The OSS of tomorrow — AI designed into a suit of use cases
To get there, those in charge of developing the AI-driven OSS need an open approach to AI, leveraging the right AI for the right use case. And when it comes to generating revenue from AI, CSPs see multiple avenues to achieve it.
According to the study, 40% of respondents believe revenue will come from opening their networks to third-party integrations; 37% believe revenue will come from security and privacy services; the same number (37%) believe it will come from new product offerings; 35% believe it will be from the creation of tailored subscription packages; and 34% believe revenue will be from differentiation on quality of service for connectivity.
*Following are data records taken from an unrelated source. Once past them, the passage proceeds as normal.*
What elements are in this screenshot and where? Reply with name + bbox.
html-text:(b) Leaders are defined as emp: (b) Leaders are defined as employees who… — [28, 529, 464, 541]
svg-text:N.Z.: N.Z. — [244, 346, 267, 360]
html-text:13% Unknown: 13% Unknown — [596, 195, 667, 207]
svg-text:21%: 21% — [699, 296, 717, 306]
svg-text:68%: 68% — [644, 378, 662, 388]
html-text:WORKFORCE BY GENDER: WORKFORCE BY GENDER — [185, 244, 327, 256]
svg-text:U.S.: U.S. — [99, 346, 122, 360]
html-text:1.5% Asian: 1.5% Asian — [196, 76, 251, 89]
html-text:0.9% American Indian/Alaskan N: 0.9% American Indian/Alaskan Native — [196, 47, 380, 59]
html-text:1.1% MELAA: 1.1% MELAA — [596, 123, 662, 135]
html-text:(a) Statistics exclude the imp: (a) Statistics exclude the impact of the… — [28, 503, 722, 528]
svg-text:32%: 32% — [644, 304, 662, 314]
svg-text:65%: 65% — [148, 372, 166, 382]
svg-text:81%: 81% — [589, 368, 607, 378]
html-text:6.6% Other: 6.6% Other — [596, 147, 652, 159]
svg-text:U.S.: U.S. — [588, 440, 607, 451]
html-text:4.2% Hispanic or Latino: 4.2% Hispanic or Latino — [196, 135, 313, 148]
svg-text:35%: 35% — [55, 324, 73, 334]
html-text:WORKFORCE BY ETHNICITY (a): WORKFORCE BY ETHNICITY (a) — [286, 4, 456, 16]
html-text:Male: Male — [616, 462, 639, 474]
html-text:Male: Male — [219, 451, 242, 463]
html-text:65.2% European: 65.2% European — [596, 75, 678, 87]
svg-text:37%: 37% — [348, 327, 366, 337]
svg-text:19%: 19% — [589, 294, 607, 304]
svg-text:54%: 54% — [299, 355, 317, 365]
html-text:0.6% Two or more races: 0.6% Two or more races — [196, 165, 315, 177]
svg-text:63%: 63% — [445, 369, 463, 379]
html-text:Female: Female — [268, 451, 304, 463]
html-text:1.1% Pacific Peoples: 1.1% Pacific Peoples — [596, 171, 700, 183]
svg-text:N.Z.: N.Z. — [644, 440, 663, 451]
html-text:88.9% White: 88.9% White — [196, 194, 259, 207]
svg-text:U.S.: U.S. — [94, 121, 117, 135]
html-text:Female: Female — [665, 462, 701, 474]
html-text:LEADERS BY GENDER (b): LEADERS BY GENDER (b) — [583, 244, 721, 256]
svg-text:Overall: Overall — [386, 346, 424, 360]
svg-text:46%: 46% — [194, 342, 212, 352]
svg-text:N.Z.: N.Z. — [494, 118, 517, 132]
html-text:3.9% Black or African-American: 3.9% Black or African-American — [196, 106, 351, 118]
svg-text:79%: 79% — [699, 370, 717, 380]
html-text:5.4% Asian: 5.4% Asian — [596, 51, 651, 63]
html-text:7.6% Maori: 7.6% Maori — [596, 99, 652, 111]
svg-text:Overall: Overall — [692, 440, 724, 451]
Simply put, there is no single AI solution that can address all of those potential offerings, and certainly no single vendor that can create all of the required AI applications for an OSS. OSS providers need to look beyond the potential for a silver bullet solution and understand that the killer AI-driven OSS is going to require best-in-class applications from multiple vendors.
It needs the ideal AI technology for specific use cases, including traditional unsupervised, supervised and reinforcement learning, as well as gen AI where it makes sense — such as for coding or customer inquiries.
From there, these AI use cases need to be woven together into the single OSS by providing SDKs that allow customers and partners to onboard homegrown, or third-party, AI capabilities and algorithms.
The key benefit to this approach is that CSPs don’t have to modernize their OSS stack all at once — the end goal is a single source of truth, but getting there can be done at the pace the CSP is comfortable with, only picking from the AI applications that best fit.
Those in the OSS game hunting for the killer gen AI application risk going down the wrong path if they take a myopic approach. Instead, taking an open and programmable approach to using AI is the only way to developing and implementing the Killer AI app every other CSP is racing to unearth.